Si bajaba, tendría que ser educada, cooperar con Dietz y cambiar breves frases sobre temas sin concretar aún. Las relaciones recientes, aunque hayan de durar poco, están determinadas por el temor y el desánimo. La gente se ve obligada a proporcionar detalles aburridos sobre su vida anterior. Me fastidiaba el solo hecho de pensar en lo cuantitativo del trato. Ya habíamos abordado los preliminares durante el trayecto, pero aún quedaban zonas informativas que cubrir. Chismes aparte, Dietz podía encender otra vez la radio… más Roy Orbison. Me sentía incapaz de afrontar una cosa así a las seis y cinco de la mañana.
Por otro lado, estaba en mi casa y tenía hambre, de modo que era absurdo no bajar a comer algo. Tampoco tenía por qué hablar con él. Aparté las frazadas, me levanté, me dirigí cojeando al cuarto de baño y me cepillé los dientes. Mi cara seguía pareciendo un espectáculo en technicolor, un arco iris de magulladuras después de una lluvia de golpes. Arqueé varias veces las cejas y me observé con detenimiento. La contusión de la frente quería pasar del azul oscuro al gris y en los ojos amoratados asomaba ya una claridad verdosa que no era de este mundo.
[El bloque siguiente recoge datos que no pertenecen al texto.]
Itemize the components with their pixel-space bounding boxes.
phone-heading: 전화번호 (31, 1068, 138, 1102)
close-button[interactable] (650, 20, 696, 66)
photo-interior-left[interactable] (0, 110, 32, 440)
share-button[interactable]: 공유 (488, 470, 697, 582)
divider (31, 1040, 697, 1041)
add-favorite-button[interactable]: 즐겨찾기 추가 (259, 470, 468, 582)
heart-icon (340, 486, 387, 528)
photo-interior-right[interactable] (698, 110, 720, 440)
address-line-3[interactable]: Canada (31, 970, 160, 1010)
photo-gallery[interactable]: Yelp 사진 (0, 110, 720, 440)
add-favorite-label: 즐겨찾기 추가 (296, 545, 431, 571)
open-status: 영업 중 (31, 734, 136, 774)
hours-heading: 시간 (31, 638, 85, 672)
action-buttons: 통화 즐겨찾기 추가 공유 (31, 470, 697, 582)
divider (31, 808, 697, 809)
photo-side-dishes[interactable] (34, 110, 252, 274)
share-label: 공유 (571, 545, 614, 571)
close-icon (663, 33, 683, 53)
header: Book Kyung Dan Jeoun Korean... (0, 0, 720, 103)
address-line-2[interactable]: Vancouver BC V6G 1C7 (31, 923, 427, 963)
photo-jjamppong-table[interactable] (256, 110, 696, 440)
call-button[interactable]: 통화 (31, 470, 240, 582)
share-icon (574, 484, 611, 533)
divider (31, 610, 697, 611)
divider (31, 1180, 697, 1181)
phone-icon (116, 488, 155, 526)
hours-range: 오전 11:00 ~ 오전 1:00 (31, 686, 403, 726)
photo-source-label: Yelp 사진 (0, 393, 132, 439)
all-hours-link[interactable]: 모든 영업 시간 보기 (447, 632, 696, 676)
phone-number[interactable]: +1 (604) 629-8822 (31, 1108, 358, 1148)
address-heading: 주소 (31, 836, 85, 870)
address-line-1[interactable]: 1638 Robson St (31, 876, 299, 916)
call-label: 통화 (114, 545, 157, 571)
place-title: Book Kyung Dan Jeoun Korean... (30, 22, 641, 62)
He visto sombras de ojos del mismo matiz y nunca he acabado de comprender el motivo por el que las mujeres quieren tener un aspecto que parece decir: «Anoche me asestaron correazos en la cara». Como acababa de levantarme, tenía el pelo aplastado. Ya me había duchado por la noche, pero volví a meterme en la bañera, no por amor a la higiene, sino para ver si me animaba un poco. El saber que Dietz y yo vivíamos bajo el mismo techo me producía picores en toda la anatomía.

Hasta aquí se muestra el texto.